The home-biter has an ingratiating manner and knows how to form new friendships. He is especially popular with ladies whose hands he kisses. Never getting too close for comfort, he bows, takes the hand like a precious object, and brings it the long way to his lips.

The entomologist’s detachment that Canetti displays distinguishes the book from similar efforts like Thomas Bernhard’s The Voice Imitator, but its consistent deployment across Canetti’s books makes his focus on the “masses” seem less like a psychological approach that would yield insights for the individual than a coldly utilitarian tactic. When Canetti did address the issues of the new “masses,” he did not take any steps to humanizing them. The tyrant at the end of Crowds and Power is as much a monster as any character he had conceived of. Sympathy is noticeably absent from the book, his major excursion into “sociology.” The book is strongest when describing the movements of the masses; it is weakest on attempting to give concrete evidence on how these assemblages form. Canetti resorts to folk legends and indigenous histories, but he lacks the ability to discriminate between, say, a matrimonial link, a blood link, and a legal link. It makes for a book unlike any other in sociology, but the problem you’re left with at the end is very different than the one Canetti wants to point out. Canetti tries to illuminate the movement of associative groups with an eye towards exerting more rational control over them. But the omission of the differentiation of individualistic motives makes the book feel like an erector set.

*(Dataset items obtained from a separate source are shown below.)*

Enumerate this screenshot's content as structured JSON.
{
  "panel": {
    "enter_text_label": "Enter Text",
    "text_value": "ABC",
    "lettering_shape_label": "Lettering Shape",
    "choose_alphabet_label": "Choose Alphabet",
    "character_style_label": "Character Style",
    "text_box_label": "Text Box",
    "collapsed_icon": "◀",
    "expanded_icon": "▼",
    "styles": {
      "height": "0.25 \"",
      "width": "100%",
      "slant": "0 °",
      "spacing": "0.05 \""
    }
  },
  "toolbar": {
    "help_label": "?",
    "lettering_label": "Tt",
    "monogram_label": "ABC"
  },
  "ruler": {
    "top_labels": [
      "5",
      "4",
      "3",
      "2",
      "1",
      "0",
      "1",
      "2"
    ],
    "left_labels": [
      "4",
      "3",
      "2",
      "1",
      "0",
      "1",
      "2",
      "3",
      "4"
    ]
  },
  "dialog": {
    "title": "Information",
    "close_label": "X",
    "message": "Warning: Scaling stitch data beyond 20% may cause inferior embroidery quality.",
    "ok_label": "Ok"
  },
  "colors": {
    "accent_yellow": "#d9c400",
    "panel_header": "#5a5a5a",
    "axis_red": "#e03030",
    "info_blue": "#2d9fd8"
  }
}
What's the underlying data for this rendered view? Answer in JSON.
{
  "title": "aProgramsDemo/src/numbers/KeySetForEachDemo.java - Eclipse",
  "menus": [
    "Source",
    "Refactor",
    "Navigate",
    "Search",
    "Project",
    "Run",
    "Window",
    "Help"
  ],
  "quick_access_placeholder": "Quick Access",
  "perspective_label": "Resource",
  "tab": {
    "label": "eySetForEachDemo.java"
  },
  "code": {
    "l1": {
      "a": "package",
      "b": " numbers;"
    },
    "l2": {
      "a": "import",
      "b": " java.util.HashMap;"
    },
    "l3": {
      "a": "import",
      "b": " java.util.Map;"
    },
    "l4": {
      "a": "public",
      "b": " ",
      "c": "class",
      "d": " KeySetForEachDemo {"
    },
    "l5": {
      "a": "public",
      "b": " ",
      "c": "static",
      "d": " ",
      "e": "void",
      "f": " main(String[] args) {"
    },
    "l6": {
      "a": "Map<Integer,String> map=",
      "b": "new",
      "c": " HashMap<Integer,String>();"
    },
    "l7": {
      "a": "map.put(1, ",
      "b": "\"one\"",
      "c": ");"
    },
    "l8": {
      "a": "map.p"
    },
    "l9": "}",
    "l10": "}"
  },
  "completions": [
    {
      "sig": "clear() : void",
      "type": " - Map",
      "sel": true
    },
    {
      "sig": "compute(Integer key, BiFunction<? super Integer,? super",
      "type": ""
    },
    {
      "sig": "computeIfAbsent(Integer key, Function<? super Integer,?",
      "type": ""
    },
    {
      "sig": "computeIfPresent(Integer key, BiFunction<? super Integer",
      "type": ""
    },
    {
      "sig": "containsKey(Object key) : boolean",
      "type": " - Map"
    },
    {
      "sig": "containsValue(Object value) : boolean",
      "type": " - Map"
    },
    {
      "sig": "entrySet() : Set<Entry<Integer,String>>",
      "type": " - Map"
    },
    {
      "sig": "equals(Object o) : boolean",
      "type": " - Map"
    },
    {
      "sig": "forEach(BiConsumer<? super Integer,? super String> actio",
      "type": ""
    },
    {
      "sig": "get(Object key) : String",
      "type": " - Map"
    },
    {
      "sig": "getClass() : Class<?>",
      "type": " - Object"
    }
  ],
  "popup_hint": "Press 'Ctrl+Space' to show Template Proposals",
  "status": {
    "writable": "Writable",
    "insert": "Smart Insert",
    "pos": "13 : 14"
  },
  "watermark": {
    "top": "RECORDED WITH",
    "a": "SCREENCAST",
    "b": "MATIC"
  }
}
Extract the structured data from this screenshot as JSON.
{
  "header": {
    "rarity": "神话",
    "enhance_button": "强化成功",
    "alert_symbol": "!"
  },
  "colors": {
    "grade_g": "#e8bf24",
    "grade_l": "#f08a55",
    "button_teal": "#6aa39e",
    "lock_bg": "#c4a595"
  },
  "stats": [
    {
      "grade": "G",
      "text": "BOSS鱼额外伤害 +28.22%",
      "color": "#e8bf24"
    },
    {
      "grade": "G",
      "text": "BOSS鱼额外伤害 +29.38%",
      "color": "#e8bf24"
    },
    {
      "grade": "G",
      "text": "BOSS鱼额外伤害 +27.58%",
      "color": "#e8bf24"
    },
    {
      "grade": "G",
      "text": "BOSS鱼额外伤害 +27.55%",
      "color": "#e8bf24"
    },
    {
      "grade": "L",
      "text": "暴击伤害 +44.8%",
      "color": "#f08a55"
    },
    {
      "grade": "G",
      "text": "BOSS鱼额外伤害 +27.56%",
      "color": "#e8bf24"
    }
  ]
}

My interest in Canetti goes way back, and my attitude towards him has worsened as I’ve grown more mistrustful of those who would separate themselves from society in order to dissect it. Canetti is more skilled at it than any of Colin Wilson’s children, and the backwards-focused Broch may have been more scared than most by what Canetti represented, but damned if Broch’s accusation, even when tweaked by Canetti, doesn’t ring true. It’s melodramatic to see him as a anti-life force, as his young lover Iris Murdoch evidently did, but it probably took someone of Murdoch’s strength to reject his ethos as completely as she did, both personally and in her writing.